Kombucha is a fermented tea drink that has been around for centuries but has only recently made its way to American shelves. A few years ago you’d have to go to Whole Foods to find it, but now you can find it at most grocery stores, at farmers markets, many convenience stores and even lots of breweries. If you’re out for drinks with friends, it is a healthy alternative to beer!
The taste of this carbonated goodness is best described as a very lightly sweetened fruit soda. But unlike soda, kombucha has many nutrients and healthy properties. Many kombuchas are packed with B12 vitamins that boost energy and probiotics that aid digestion.
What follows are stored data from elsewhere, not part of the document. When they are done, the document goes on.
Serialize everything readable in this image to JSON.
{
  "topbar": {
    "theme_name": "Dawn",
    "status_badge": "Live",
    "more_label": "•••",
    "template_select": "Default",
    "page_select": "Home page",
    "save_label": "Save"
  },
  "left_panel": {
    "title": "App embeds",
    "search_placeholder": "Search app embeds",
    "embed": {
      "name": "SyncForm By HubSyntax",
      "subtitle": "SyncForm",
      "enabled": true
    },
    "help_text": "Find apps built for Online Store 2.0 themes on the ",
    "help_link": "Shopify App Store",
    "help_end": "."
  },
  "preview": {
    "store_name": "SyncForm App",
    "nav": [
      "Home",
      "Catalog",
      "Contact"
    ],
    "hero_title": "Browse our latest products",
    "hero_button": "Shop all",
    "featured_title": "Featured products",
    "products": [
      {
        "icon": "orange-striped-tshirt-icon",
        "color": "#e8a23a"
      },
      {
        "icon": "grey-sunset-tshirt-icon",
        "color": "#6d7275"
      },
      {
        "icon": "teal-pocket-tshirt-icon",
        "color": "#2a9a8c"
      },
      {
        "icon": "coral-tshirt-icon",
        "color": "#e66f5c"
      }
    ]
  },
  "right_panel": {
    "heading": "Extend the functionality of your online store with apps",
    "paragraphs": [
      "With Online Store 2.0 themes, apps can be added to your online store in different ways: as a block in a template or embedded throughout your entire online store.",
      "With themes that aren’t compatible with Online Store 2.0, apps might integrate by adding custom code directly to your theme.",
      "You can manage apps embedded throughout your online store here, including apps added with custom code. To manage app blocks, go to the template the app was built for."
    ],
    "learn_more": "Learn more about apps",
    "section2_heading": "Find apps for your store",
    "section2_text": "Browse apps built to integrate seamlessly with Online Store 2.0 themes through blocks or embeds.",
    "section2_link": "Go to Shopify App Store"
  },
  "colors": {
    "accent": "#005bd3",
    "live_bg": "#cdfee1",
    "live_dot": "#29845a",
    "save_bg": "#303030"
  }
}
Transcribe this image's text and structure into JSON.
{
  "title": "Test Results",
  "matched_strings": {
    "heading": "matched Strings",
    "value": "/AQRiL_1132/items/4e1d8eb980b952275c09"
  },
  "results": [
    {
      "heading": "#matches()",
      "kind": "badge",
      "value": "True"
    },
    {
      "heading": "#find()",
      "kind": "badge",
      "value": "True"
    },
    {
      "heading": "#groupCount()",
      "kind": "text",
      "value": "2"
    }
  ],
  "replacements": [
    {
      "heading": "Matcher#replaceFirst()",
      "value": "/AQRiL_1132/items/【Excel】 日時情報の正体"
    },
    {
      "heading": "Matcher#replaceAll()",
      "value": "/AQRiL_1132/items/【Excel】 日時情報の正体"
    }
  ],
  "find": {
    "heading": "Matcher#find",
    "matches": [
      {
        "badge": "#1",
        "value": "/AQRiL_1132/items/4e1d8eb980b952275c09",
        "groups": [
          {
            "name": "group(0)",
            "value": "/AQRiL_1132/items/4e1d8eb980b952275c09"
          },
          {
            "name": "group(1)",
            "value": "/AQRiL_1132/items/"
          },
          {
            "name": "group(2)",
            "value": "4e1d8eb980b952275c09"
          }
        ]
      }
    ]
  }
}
Just be sure to choose your kombucha carefully. Not all are created equal and some have high amounts of sugar.
And finally, smoothies! Smoothies pack a mean punch with tons of nutrition, fiber and hydration. Smoothies are versatile, portable and filling. They can serve as a meal replacement when filled with good fats from foods such as avocado and peanut butter, plus protein powder. They can serve as a light refreshing snack when made with fruits like strawberries and banana. And they can even be delicious desserts. Think frozen banana plus almond butter and cocoa powder with cacao nibs and chopped almond sprinkled on top for crunch! The smoothie options are endless and their hydrating properties are undeniable.
You might have noticed one trendy drink that’s missing from this list. Juices have been all the rage but are not healthier than eating fruit whole or blended into a smoothie. While they contain the fruits vitamins and minerals, they lack fiber that help you digest the fruit’s sugars.
So skip the juices, soda and sports drinks, and pick up a sparkling water, infused water, peppermint tea, kombucha or smoothie to supplement your water intake and stay hydrated all day long.